Jetzt bin ich da. Kinder sind wirklich am schwierigsten. Was soll ich ihnen denn antworten, wenn sie mich fragen, was denn das für ein grosses Loch sei? Und warum man jetzt hier lebt? Und warum jede Nacht jemand aus freiem Willen ins Nichts springt? Soll ich ihnen von den Erinnerungen erzählen, die das Loch schon geschluckt hat, von den Eiszeiten? Von den Computern, den Funsportgeräten, den Hoffnungen, den ausgestorbenen Tieren, den schlechten Witzen, den Cabriolets, den Jahren des Wartens, den Büchern, Pässen und Lebensinhalten?
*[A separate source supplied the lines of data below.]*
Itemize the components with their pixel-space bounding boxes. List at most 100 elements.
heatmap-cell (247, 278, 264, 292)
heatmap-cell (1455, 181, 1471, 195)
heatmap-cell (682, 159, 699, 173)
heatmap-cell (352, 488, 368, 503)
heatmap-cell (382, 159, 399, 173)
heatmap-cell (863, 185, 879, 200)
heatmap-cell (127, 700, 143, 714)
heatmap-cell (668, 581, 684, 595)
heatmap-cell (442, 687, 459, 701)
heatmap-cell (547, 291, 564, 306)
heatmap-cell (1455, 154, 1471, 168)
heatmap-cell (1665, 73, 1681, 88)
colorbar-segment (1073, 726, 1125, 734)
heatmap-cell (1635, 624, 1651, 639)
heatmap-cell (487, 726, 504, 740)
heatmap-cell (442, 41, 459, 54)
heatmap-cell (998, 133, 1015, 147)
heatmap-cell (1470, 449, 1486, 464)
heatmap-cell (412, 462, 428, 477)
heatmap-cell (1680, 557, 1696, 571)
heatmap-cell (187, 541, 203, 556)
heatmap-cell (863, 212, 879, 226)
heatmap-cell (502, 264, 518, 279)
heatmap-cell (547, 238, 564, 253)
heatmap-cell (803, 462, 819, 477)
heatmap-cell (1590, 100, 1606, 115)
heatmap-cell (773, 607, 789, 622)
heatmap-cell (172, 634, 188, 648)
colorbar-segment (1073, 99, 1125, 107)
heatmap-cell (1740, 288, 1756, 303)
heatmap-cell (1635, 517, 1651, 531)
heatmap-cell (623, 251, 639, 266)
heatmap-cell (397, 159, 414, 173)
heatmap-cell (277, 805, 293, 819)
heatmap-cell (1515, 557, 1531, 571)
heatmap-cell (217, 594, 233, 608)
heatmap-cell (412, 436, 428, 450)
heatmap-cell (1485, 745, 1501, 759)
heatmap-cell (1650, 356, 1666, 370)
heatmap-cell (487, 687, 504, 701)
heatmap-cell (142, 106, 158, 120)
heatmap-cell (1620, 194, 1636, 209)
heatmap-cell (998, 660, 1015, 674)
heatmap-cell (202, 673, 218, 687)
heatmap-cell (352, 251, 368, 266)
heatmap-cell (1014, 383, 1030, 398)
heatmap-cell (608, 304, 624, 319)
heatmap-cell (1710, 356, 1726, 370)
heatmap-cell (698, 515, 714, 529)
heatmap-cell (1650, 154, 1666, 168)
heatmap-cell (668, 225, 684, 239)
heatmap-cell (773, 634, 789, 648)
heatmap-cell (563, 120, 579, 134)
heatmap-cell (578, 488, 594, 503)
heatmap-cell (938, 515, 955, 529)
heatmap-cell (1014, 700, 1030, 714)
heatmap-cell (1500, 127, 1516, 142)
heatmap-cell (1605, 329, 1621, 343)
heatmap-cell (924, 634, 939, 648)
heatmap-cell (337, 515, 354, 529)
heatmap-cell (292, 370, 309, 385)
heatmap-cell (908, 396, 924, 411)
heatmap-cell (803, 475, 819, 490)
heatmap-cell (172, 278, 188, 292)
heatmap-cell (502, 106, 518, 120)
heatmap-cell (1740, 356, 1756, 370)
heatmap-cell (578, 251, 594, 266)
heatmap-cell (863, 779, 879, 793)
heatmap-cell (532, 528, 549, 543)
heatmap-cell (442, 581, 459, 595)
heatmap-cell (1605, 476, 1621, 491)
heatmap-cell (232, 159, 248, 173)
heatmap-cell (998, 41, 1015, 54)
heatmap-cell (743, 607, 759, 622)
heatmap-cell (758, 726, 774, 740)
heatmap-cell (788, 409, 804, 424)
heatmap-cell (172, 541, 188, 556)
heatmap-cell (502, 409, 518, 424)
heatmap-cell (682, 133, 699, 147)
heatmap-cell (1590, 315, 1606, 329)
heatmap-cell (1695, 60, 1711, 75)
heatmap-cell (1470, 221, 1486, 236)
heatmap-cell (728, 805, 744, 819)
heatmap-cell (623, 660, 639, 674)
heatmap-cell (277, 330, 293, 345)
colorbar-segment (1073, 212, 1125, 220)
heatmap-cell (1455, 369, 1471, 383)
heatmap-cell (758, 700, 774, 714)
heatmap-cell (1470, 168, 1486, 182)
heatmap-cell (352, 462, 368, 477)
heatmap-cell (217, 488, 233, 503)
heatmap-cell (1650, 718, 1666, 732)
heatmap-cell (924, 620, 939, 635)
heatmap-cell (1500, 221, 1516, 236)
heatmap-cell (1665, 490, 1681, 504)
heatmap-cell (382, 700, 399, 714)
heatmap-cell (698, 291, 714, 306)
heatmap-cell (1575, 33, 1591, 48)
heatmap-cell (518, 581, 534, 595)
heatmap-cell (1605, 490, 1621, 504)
Den Menschen? Und nichts davon ist wiedergekehrt, wetten. Natürlich, das Verlorengegangene wird ersetzt. So verlangt es das Traurigsein. Aber alles, was etwas Verlorenes ersetzt ist nie so wie das Verlorene. Es will so sein wie das Verlorene, aber das heisst ja, dass es alles sein könnte, nur nicht das Verlorene und dass das Verlorene verloren gegangen ist und mit jedem Versuch es zu ersetzen erst recht verloren geht. Und das macht noch ein bisschen trauriger. Und am Schluss sind wir sowieso alle im grossen Loch. Wir haben hier nur etwas. Das ist meine Vermutung. Den Eiertanz. Aber das kann ich denen ja nicht so sagen. Ich glaube es ja selber nicht.